To be honest, I did not like this book when I first started reading it. It could be due to many reasons. Maybe because I just finished reading “Me Before You” and I was too hung up on it. Or I wasn’t too prepared to read about a story that seems a little gloomy and creepy. I didn’t know what exactly was going to happen. It started to seem that there is going to be some spiritual beings , in the story but turns out that it wasn’t like that. It’s pretty much a non-fiction realistic novel.

There are a lot of characters and each chapter narrates their story. That’s why first I got a little confused at what was really happening but later it got really interesting when everyone’s life events got inter linked. And soon I got drowned into this page turner.

Quoted from books.google.com.np

“When a single mom and a teen girl are found murdered at the bottom of a river in a small town weeks apart, an ensuing investigation dredges up a complicated local history. After the murders a lonely fifteen-year-old girl, parentless and friendless, finds herself in the care of her mother’s sister, a fearful stranger who has been dragged back to the place she deliberately ran from, a place to which she vowed she’d never return.”

 

Just when you thought the mystery has been solved and the bad guy had been arrested, it is actually the last line in the story that reveals the real culprit.

I like how the author created this story. How she links the personality and behavioral changes of people because of the events that happened to them in the past. Especially in their childhood. How some memories can become so twisted in a way that sometimes the reality and imagination can be mixed up. I read something about counterfactual thinking . It’s really fascinating. It’s because of these things that the real culprit committed the crime he did. It wasn’t intentional. In simple words people can become really messed up because of what happens to them.

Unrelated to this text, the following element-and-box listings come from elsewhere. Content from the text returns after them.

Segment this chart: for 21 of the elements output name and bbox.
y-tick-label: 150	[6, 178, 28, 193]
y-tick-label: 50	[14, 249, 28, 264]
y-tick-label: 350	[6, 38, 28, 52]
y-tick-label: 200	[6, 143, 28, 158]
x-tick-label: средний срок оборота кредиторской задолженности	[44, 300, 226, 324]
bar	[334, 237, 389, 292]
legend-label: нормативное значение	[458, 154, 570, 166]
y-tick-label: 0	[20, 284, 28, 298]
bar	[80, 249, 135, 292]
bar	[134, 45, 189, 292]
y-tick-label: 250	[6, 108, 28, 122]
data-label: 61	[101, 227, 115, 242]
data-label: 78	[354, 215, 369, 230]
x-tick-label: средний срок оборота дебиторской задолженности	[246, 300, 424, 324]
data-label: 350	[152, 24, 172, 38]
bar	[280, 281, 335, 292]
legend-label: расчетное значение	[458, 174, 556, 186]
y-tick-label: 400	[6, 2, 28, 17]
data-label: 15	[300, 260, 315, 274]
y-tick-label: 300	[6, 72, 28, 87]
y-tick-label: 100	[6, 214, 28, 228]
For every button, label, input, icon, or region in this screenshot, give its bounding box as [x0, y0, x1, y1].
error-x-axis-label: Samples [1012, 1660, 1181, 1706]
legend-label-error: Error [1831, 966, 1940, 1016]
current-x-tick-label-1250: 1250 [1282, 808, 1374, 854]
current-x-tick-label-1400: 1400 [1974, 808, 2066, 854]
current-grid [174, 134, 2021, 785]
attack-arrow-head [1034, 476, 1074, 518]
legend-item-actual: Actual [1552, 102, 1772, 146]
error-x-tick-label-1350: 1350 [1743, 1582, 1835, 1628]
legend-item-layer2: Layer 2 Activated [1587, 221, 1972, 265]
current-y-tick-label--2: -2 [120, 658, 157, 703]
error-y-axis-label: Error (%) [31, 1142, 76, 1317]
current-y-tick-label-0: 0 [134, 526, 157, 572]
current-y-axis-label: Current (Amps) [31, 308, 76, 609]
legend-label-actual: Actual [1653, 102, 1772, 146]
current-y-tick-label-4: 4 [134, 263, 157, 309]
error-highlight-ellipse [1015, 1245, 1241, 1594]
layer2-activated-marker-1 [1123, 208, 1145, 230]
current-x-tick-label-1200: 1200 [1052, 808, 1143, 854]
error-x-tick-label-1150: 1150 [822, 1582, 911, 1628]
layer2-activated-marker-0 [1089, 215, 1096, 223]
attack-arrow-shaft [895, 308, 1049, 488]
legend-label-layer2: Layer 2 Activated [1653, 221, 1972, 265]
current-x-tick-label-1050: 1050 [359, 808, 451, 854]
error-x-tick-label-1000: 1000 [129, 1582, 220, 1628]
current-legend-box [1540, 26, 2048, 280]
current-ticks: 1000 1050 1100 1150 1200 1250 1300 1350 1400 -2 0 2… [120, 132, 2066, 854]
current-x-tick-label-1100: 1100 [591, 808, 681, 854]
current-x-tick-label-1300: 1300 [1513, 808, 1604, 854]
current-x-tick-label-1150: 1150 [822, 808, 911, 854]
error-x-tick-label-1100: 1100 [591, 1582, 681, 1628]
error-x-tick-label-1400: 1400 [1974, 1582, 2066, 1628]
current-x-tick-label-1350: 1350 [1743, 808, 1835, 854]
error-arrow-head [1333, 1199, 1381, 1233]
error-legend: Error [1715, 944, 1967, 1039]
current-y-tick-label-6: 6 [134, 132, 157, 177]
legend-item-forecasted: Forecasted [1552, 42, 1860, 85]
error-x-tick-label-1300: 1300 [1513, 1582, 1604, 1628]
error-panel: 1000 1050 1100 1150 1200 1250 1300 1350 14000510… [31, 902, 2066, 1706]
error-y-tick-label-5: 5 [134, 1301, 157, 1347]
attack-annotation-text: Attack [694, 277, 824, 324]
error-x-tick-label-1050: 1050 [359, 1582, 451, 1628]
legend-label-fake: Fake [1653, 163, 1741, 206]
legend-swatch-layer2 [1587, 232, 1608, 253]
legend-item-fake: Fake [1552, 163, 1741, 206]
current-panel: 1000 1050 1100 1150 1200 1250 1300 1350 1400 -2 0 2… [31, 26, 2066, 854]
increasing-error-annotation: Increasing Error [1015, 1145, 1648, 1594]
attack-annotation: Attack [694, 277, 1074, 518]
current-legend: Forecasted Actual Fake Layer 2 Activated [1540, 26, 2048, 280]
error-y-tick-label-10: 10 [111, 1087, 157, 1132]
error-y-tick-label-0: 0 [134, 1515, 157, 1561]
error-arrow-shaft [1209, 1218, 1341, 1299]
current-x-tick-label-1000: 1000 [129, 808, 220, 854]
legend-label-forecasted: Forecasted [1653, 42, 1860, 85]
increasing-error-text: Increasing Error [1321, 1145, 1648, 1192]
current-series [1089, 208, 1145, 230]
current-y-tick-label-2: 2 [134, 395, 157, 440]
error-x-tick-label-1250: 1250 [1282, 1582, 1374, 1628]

I like how Jules and Lena ended up getting along in the end. I like how the author highlighted a character’s thoughts about rape and how she described the victim’s thoughts and opinions about it. It was so annoying when the rapist was so convinced that it wasn’t his fault that she got raped.

Anyway it was a gripping adventure and something that I would like to reread again. Usually I don’t read a novel more than once but this one I ended reading once I finished. I wish the movie is out. I want to read “The Girl On The Train” by the same author before watching the movie. I’m sure it’s as amazing as this one.

Do you want to visit Beckford and check out this Drowning Pool?